訪米報告と米大統領面会報告、最新情勢報告-東京連続集会106
◆同盟国アメリカとすり合わせなしで日朝国交正常化に走った日本
西岡力(救う会会長)
そういうことを考えていたのですが、金正日も逆に同じことを考えたわけです。当時韓国では金大中政権の末期で、大統領選挙の直前だった。金大中は息子が捕まったりしていましたから既に人気がなく、保守野党が勝だろうと言われていました。
当時、弁護士の盧武鉉(ノ・ムヒョン)は3位で、2位が鄭夢準(チョン・モンジュン)というサッカー協会の会長で、現代重工業の会長だった。ところが財閥の会長と人権弁護士が2、3位連合をして、世論調査の結果盧武鉉が勝って盧武鉉人気が急上昇した。
北朝鮮も盧武鉉が勝つとは思っていなかったと思います。9月の時点では、韓国はもう一度保守政権に?ると。そういう中でアメリカが軍事行動をしようとすれば、在韓米軍、在日米軍の基地を使わざるを得ない。日本と韓国をアメリカから引き離さないと、自分の命が危ないと。
これが小泉訪朝の背景の圧力の部分です。そして拉致を認めるという大技まで出して小泉総理を平壌まで連れてきた。
そしてここが重要なんですが、アメリカから見ると小泉訪朝は大変疑わしいものでした。我々から見て小泉訪朝は拉致被害者救出を最優先にしていない。「死亡」と言われて、その確認もしなかった田中均さんたちを批判しましたが、大きく言うと、当時の外交が失敗したのは、同盟国であるアメリカとすり合わせをしないで、日朝国交正常化に走ったことです。
アメリカは北朝鮮が、94年のジュネーブ合意を破って核開発をしているという確実な証拠を握ったからから「悪の枢軸」演説になったんです。

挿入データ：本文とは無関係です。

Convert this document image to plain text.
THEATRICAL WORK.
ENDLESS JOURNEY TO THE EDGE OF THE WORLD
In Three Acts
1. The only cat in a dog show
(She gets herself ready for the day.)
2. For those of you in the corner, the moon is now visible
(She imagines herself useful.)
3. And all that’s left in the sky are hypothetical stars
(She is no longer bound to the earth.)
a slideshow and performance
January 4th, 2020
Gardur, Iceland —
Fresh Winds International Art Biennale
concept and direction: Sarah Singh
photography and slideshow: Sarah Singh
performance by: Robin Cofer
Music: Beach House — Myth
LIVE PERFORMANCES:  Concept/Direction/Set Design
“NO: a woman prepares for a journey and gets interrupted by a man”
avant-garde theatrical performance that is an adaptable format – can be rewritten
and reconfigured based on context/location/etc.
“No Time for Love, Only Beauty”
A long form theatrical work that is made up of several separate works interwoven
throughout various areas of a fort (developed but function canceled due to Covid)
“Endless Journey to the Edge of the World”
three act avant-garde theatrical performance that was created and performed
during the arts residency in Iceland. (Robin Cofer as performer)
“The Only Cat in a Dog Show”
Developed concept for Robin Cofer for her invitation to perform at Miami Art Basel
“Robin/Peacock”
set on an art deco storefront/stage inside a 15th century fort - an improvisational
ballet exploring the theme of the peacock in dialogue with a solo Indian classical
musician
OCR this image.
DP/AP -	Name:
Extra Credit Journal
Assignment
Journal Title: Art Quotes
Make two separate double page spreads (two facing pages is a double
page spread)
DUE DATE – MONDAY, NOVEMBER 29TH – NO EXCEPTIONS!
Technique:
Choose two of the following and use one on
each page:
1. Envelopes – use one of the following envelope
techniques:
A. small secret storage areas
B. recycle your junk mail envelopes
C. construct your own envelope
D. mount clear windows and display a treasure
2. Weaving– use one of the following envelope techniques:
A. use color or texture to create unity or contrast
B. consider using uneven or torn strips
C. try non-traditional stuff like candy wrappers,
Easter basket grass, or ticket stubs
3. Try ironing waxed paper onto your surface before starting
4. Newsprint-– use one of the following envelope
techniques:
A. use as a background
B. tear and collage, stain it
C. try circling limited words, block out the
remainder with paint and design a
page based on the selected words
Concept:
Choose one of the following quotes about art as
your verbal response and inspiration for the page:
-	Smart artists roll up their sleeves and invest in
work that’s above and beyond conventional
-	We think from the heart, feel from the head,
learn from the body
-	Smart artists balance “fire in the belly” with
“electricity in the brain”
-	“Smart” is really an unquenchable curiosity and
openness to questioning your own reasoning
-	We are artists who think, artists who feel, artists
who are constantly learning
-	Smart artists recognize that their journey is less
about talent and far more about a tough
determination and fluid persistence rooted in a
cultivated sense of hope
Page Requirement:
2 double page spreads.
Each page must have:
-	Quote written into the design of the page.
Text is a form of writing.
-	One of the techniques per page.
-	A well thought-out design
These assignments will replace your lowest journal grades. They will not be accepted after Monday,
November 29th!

その核を止めていない北朝鮮に、100億ドル、1兆円程度の大規模な経済支援をしようというのが平壌宣言だったんです。
この100億ドルという数字は、昨年12月の我々の国際セミナーで張哲賢(チャン・チョルヒョン)さんという統一戦線部の元幹部が話しました。また今月、太永浩(テ・ヨンホ)さんという元駐英北朝鮮公使で韓国に亡命した人が、その人の本が日本で翻訳・発売されるということで東京に来るようですが、その本の中でこう書かれています。
2002年に太永浩さんは、イギリスに派遣される前に外交部にいた。金正日が拉致を認めた時に、外交部ではみんな動揺したそうです。金正日将軍様に拉致を認めさせて謝罪までさせてしまった。我々の外交の失敗じゃないか。どう謝ったらいいのか。そうみんな思っていたそうです。
金正日が小泉さんと会った時は、統一戦線部という党の機関の金容淳(キム・ヨンスン)ではなく、外交部姜錫柱(カン・ソクジュ)第一副部長が分析していたんです。外交部主導だった。動揺している幹部たち全員を講堂に集めて、姜錫柱が、「大丈夫だ。日本から100億ドル来るんだ」と言った。これは太永浩さんが直接、姜錫柱から聞いているんです。私は韓国語の本を読みましたが、今回の本にそのことが書かれています。
100億ドルというお金が出口にあり、そしてアメリカの軍事圧力があった。それで拉致を認めるところまで行ったわけですが、アメリカからすると、核開発を地下でやっている国に日本が急接近する。しかも事前の打ち合わせもない。